Without the saints, Bernanos said fifty years ago, the
church is only dead stones: Without them, the very grace
lying within the church's institutional and sacramental forms
remains fallow. Despite the unparalleled upheavals of our
times, grace has not remained hidden. We have been its
appealing power.
Mr. NICKLES. Mr. President, I ask unanimous consent that the
resolution and preamble be agreed to en bloc, the motion to reconsider
be laid upon the table, and that any statements relating thereto be
placed in the Record at the appropriate place.
The PRESIDING OFFICER. Without objection, it is so ordered.
The resolution (S. Res. 163) was agreed to.

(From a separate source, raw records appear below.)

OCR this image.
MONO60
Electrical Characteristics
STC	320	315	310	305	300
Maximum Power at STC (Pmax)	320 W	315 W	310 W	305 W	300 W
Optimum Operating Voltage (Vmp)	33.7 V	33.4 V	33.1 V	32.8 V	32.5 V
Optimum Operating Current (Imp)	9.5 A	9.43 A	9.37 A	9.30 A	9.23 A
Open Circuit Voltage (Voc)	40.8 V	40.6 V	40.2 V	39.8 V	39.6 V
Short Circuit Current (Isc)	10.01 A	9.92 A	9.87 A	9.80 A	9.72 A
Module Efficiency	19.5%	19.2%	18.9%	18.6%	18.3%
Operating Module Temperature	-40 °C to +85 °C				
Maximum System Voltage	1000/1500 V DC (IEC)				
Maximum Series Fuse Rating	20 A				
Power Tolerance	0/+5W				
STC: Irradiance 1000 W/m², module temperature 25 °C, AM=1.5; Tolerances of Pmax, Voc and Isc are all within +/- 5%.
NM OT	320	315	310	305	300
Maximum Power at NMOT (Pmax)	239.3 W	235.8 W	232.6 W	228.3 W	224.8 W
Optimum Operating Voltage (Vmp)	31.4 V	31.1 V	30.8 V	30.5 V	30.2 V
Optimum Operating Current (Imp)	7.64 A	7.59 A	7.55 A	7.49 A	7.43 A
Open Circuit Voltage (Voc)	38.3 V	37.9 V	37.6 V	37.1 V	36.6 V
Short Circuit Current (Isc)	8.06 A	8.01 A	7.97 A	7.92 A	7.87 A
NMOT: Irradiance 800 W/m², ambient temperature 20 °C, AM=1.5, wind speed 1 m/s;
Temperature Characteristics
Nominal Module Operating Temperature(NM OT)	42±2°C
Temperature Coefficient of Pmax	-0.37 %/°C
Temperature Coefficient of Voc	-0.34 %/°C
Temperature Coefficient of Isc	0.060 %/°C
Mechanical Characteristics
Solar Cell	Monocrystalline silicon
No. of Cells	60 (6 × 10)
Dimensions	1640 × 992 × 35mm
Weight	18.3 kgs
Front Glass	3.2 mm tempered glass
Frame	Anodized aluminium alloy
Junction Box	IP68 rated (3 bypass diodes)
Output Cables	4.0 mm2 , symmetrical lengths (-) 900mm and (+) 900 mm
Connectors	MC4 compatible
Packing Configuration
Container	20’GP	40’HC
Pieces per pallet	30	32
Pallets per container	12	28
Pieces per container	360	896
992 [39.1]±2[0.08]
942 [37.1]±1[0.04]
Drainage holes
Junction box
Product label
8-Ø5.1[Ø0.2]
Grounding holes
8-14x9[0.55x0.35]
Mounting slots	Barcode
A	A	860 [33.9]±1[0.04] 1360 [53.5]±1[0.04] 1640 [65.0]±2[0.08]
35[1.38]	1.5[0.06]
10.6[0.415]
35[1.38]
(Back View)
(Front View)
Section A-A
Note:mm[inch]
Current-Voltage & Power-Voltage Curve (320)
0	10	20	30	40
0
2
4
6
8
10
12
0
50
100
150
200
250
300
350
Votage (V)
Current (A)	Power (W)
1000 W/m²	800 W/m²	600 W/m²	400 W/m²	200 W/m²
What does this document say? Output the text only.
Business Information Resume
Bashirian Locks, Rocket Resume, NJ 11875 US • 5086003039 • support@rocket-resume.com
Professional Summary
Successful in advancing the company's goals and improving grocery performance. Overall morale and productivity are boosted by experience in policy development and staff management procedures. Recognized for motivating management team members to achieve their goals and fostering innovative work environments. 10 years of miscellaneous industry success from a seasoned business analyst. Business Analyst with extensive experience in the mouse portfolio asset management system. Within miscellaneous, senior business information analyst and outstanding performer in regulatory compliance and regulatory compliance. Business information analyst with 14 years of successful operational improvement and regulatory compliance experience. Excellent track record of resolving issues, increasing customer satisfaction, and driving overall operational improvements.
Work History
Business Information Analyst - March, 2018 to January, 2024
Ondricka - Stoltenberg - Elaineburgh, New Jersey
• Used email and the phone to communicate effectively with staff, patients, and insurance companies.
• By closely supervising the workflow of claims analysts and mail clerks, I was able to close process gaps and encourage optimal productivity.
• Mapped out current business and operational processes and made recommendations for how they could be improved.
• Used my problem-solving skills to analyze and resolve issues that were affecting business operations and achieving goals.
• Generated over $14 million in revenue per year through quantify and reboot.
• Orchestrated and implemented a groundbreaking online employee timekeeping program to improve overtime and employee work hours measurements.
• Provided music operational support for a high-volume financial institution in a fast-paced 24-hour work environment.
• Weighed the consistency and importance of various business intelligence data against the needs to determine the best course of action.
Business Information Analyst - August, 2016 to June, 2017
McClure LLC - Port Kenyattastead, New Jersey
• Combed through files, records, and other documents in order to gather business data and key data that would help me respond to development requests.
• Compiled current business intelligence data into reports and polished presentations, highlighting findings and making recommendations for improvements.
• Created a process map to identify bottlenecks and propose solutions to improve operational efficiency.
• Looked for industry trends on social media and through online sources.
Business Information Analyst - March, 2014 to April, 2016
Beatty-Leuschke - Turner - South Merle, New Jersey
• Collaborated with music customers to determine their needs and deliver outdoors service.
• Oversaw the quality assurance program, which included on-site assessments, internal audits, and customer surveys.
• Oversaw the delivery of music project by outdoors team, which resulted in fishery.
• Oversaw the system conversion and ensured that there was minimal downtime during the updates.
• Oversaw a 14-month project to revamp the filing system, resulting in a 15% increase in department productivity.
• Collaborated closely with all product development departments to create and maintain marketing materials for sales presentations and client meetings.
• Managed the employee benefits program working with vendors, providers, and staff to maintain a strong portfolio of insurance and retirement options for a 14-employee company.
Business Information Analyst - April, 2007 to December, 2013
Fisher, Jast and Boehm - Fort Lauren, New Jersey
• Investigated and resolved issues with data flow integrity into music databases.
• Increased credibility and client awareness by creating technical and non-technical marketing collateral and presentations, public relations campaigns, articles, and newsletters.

The preamble was agreed to.
The resolution, with its preamble, is as follows:
S. Res. 163
Whereas November 8, 1997, marks the 100th anniversary of
the birth of Dorothy Day on Pineapple Street in Brooklyn, New
York;
Whereas Dorothy Day was a woman who lived a life of
voluntary poverty, guided by the principles of social justice
and solidarity with the poor;
Whereas in 1933 Dorothy Day and Peter Maurin founded the
Catholic Worker Movement and the Catholic Worker newspaper
``to realize in the individual and society the express and
implied teachings of Christ'';
Whereas the Catholic Worker ``Houses of Hospitality''
founded by Dorothy Day have ministered to the physical and
spiritual needs of the poor for over 60 years;
Whereas there are now more than 125 Catholic Worker
``Houses of Hospitality'' in the United States and throughout
the world;
Whereas in 1972 Dorothy Day was awarded the Laetare Medal
by the University of Notre Dame for ``comforting the
afflicted and afflicting the comfortable virtually all of her
life'';
Whereas upon the death of Dorothy Day in 1980, noted
Catholic historian David O'Brien called her ``the most
significant, interesting, and influential person in the
history of American Catholicism'';
Whereas His Emminence John Cardinal O'Connor has stated
that he is considering recommending Dorothy Day to the Pope
for Cannonization; and
Whereas Dorothy Day serves as inspiration for those who
strive to live their faith: Now, therefore, be it
Resolved, That the Senate--
(1) expresses deep admiration and respect for the life and
work of Dorothy Day;
(2) recognizes that the work of Dorothy Day improved the
lives of countless people and that her example has inspired
others to follow her in a life of solidarity with the poor;
(3) encourages all Americans to reflect on how they might
learn from Dorothy Day's example and continue her work of
ministering to the needy; and
(4) designates the week of November 8, 1997, through
November 14, 1997, as the ``National Week of Recognition for
Dorothy Day and Those Whom She Served''.
SEC. 2. TRANSMITTAL.
The Secretary of the Senate shall transmit an enrolled copy
of this resolution to--
(1) Maryhouse, 55 East Third Street, New York City, New
York;
(2) St. Joseph House, 36 East First Street, New York City,
New York; and
(3) His Emminence John Cardinal O'Connor of the Archdiocese
of New York, New York City, New York.